Nous souhaitons ouvrir un dialogue sur l’identité, en mettant l’accent sur l’identité Africaine, façonnée par des histoires politiques complexes. L’exploration révèle les dynamiques liées au genre, à la race, aux impositions coloniales et à la quête de liberté. Sur scène, les interprètes utilisent leurs corps comme des instruments de lutte et de transformation, incarnant puissance et égalité.

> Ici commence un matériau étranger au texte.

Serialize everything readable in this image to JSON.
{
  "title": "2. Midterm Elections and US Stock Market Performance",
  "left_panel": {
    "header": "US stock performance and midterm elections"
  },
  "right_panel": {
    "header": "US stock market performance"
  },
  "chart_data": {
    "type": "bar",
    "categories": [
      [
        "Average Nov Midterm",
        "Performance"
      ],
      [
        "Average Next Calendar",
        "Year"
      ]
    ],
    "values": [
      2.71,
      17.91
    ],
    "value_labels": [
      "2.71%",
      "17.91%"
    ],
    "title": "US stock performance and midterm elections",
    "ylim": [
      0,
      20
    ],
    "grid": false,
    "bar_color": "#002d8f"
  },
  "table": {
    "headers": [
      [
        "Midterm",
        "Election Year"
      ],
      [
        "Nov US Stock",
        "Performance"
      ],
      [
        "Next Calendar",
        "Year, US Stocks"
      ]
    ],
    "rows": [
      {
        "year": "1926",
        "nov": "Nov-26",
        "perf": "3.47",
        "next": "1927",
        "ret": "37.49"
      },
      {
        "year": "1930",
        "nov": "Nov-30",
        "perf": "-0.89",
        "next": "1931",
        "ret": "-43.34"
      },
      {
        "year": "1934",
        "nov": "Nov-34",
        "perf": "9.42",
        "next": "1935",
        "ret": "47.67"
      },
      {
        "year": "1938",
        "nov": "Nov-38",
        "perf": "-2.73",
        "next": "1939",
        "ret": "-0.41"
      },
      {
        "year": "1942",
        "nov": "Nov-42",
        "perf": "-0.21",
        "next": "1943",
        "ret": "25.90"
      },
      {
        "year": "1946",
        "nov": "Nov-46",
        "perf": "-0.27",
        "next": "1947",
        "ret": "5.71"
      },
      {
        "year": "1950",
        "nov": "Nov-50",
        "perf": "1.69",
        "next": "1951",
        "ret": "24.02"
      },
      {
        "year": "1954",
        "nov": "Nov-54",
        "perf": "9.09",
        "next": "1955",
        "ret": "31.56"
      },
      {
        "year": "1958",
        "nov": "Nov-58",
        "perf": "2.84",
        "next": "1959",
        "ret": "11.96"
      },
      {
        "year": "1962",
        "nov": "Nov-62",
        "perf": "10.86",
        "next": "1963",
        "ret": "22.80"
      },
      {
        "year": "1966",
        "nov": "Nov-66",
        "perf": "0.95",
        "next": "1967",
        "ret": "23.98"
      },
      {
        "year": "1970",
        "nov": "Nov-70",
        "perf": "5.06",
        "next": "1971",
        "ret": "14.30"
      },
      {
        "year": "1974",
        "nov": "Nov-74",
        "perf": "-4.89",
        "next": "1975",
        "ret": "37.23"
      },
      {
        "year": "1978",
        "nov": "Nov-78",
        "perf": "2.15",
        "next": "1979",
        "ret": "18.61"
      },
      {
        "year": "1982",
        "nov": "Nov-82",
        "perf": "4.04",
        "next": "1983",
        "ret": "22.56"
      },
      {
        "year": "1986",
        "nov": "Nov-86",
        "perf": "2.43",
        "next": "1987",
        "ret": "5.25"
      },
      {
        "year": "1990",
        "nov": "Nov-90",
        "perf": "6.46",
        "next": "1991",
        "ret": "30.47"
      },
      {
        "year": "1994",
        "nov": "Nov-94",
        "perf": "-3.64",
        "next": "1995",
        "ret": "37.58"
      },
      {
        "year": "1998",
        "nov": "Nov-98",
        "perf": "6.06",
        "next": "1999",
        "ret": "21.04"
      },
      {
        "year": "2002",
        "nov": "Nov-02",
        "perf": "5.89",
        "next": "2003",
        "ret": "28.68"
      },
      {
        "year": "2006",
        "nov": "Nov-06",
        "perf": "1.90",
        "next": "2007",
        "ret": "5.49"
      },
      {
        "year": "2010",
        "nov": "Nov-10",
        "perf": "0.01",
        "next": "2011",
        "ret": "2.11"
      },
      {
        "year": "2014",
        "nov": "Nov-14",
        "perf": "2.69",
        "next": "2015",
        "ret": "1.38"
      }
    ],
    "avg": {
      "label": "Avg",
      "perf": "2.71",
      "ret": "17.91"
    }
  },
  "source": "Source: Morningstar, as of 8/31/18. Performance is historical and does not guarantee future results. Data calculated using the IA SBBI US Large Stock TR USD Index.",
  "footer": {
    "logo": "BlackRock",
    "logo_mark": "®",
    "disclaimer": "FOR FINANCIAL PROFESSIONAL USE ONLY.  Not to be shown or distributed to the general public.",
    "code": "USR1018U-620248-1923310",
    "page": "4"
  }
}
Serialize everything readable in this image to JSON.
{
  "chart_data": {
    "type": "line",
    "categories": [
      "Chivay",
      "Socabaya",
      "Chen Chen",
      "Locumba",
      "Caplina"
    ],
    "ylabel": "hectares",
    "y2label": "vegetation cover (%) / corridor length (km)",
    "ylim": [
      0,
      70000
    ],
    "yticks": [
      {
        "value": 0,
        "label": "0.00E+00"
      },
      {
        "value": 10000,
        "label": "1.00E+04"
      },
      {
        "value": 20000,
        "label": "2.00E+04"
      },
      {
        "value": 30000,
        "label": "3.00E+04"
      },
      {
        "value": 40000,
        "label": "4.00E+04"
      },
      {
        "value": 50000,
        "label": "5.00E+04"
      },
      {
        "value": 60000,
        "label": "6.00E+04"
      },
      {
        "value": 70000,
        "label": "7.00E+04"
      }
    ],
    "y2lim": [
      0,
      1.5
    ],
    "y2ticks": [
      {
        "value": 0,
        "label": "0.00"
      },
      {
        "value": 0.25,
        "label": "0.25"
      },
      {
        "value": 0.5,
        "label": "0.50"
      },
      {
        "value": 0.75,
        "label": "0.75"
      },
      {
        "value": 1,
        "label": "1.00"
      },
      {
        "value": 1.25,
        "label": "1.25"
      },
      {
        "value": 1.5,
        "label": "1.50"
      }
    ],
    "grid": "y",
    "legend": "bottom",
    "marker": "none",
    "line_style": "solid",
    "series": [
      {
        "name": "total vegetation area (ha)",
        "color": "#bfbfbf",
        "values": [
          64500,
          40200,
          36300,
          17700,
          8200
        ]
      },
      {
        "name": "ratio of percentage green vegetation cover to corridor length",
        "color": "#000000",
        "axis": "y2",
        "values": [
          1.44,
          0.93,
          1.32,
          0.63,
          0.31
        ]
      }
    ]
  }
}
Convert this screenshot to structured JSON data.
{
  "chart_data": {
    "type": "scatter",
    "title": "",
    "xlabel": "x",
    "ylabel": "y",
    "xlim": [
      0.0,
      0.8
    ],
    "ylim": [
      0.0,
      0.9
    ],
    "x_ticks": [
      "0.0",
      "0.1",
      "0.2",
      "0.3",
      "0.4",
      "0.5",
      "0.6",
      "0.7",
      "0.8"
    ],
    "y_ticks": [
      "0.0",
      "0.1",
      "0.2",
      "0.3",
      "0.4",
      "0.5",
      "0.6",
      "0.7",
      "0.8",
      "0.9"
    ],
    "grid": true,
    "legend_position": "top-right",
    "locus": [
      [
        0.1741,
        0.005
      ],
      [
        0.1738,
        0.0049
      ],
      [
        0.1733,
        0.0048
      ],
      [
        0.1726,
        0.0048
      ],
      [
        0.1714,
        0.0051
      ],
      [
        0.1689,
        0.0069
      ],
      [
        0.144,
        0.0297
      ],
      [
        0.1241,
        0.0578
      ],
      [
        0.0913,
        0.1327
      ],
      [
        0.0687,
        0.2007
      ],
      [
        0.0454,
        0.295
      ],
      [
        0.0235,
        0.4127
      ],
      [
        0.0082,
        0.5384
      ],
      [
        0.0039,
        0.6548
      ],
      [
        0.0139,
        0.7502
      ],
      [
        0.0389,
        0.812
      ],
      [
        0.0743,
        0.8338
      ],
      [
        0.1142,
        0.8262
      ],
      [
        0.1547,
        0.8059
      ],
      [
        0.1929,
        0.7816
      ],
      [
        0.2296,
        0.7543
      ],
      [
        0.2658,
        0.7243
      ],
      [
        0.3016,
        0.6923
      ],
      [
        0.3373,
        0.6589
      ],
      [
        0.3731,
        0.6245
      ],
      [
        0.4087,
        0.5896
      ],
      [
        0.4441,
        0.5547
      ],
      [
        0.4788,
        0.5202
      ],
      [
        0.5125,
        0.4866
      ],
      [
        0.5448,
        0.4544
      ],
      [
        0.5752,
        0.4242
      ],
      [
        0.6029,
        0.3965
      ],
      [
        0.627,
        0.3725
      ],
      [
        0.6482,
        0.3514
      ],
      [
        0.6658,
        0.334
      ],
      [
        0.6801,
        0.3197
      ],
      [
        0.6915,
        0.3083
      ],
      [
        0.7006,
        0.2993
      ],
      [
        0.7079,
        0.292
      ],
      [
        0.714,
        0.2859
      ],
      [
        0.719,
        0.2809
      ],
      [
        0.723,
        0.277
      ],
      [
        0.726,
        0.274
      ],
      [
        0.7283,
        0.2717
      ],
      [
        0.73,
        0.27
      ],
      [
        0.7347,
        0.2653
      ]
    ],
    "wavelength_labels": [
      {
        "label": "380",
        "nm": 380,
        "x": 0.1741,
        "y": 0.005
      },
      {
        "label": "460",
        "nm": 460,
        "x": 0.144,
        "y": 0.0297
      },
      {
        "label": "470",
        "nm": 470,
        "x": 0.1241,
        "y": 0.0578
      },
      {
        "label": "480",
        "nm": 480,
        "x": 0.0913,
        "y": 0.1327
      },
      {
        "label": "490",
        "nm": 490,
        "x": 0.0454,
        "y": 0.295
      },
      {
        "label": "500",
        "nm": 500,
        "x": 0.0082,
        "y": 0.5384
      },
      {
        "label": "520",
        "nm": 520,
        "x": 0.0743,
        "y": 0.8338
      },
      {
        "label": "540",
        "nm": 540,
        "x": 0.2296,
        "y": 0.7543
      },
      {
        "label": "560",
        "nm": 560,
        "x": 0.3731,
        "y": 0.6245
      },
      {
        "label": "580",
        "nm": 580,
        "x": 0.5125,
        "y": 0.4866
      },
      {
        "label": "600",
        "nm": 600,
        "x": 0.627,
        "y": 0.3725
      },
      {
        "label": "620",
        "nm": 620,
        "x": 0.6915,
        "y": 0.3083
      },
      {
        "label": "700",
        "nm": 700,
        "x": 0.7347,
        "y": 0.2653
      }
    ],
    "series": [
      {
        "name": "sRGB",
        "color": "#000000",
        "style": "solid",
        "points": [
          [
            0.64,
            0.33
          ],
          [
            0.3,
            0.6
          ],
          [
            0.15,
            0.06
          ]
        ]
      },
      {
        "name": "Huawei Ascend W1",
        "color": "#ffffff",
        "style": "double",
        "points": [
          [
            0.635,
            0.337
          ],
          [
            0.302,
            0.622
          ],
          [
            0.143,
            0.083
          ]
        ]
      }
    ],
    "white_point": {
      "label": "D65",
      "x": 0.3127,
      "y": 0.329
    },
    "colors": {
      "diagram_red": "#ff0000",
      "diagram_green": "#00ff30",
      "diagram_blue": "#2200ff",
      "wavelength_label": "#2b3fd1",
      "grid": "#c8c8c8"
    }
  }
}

Les premières recherches chorégraphiques débutent en 2024 grâce au soutien de la Fondation Kamel Lazaar et à l’accompagnement du programme “MASSARI” mené par AL BADIL, sous la direction de Selim Ben Safia
Les danseurs explorent la tension entre le familier et l’étranger, jouant avec les limites de l’individualité et du collectif. Dans une dynamique à la fois intime et provocante, la pièce questionne l’appartenance, la migration et les frontières, qu’elles soient physiques ou mentales, que chacun de nous tente de franchir.